OK but explain a singularity. Always thought that all objects had a “gravitational” pull that is proportional to its mass. If an object such as a star “collapses” unto itself, its mass would be a bit more dense but overall less as some of that contracting mass dissipates as energy. Then why is the gravity field so much stronger?

[FredZarguna]

Well, remember, gravitational attraction depends only on mass, so theoretically a black hole can have any mass as long as it's small enough. [This isn't really true because the Uncertainty principle limits how small a black hole can be -- but in General Relativity or Newtonian gravity there's no lower size boundary] gravity The fact that some of the star mass is lost doesn't matter all that much. There is also mass loss due to binding energy when the Fermions start collapsing into themselves, and that also doesn't make a whole lot of difference.

The solution of Einstein Field equations is beyond the scope of this reply.
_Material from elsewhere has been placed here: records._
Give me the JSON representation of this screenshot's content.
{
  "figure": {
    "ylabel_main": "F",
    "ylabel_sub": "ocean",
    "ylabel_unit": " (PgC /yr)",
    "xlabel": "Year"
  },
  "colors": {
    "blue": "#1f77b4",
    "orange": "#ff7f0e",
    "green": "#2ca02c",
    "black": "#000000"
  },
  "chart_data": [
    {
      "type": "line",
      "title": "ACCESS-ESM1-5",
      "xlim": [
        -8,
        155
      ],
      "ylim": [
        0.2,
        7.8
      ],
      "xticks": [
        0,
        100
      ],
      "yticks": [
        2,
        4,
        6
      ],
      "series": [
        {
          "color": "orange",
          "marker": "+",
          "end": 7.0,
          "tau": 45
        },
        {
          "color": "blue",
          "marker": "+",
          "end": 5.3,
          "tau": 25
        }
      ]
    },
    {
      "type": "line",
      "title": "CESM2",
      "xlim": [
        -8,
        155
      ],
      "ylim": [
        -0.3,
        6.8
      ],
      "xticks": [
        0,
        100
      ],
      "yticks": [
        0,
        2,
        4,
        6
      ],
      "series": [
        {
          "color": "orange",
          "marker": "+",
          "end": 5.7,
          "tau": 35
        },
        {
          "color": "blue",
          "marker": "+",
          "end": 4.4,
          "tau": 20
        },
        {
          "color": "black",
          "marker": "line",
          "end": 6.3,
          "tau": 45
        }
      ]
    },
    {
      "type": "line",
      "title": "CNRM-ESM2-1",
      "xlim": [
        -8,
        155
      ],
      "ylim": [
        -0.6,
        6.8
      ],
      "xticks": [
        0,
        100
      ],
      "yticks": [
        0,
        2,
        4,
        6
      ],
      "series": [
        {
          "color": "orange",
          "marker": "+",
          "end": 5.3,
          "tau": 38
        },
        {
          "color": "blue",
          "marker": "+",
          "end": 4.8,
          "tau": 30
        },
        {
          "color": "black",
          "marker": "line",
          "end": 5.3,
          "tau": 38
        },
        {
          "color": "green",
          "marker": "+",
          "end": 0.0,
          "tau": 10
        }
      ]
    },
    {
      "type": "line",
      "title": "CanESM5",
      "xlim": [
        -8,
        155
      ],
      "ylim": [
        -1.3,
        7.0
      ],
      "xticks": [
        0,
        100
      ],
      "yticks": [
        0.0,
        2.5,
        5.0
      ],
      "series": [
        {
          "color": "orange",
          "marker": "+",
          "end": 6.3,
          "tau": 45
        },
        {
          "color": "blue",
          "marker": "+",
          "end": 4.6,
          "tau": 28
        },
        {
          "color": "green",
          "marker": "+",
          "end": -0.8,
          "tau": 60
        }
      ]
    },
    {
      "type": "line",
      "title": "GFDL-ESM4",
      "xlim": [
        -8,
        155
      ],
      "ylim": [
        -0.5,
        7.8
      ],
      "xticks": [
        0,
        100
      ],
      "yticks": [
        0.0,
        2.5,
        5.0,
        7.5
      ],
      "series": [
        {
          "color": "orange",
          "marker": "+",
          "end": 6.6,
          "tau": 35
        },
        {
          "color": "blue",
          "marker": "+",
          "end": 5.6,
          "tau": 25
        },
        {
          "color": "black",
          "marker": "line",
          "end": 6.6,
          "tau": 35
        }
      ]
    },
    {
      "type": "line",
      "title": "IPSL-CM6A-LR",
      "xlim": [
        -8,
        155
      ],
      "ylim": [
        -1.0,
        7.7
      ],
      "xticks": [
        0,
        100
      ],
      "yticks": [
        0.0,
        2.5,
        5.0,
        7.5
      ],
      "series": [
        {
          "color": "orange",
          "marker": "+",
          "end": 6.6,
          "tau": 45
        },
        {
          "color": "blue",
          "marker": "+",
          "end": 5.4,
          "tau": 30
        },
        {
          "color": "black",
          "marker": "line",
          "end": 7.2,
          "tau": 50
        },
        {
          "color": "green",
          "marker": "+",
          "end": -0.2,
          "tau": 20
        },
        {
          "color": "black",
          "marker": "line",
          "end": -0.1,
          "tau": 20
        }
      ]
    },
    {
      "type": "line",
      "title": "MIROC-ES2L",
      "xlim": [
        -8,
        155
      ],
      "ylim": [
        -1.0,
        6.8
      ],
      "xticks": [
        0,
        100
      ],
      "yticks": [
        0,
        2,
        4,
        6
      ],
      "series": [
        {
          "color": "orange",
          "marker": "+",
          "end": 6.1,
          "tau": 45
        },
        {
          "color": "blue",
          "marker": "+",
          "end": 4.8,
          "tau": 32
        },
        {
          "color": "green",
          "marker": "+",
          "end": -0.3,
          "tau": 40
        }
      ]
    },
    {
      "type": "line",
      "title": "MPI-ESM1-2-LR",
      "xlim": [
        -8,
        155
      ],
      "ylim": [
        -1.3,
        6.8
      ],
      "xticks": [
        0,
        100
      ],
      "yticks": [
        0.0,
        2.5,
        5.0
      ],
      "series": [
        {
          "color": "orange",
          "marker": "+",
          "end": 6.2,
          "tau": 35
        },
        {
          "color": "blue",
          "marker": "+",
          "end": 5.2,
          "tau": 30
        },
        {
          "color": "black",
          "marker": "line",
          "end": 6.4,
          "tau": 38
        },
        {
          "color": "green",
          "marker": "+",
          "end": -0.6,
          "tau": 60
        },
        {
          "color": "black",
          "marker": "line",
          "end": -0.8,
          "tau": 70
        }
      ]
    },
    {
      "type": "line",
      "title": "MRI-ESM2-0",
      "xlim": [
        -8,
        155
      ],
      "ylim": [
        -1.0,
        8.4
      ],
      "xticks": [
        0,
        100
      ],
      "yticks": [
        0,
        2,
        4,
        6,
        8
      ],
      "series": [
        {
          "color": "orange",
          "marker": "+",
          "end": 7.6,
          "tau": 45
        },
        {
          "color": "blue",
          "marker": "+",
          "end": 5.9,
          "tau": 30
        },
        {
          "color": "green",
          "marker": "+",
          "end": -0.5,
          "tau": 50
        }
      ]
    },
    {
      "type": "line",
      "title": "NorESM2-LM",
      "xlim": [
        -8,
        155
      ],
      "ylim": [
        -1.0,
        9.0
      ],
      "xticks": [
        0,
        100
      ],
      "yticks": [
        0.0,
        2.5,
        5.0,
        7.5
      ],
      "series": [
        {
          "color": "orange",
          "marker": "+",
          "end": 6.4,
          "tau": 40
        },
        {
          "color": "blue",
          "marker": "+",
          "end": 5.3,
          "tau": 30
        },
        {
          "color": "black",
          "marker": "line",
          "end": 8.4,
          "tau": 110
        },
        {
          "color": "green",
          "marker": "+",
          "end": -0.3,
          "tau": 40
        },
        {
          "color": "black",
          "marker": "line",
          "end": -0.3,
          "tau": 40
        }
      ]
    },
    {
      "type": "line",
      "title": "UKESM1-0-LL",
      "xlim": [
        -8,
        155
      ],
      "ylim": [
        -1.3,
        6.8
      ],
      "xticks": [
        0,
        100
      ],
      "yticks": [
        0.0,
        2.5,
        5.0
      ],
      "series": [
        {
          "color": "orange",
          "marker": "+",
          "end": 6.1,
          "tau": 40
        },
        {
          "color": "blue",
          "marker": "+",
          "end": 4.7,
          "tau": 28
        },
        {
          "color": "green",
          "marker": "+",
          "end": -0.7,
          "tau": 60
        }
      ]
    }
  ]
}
However, you can get a very good estimate of the size (it actually turns out to be too large by a factor of 1/2) by using the Virial Theorem of classical physics, and Newtons Law:

Virial Therorem for central forces:
Average Kinetic energy = 1/2 Average Potential Energy.
1/2 mv² = GMm/2r
r = GM/v²
At Schwarzchild Radius, r = r_s, v = c;
r_s = GM/c²
Couple examples:
for solar mass [the sun won't become a black hole because it doesn't have enough mass to become a neutron star, but just an example] ~2 x 10³⁰ kg
r_s = 1.989E30 kg x 6.67384E-11 m3 kg-1 s-2 / (3.0E8 ms-1) ~ 1500 m. So a black hole with one solar mass would have r_s of 1.5 kilometers.

A black Hole with a mass the same as earth: 5.972E24 kg would have r_s of about 0.4 cm .

Both of these answers are off by 2, because Newton's gravity doesn't hold for strong gravitational fields.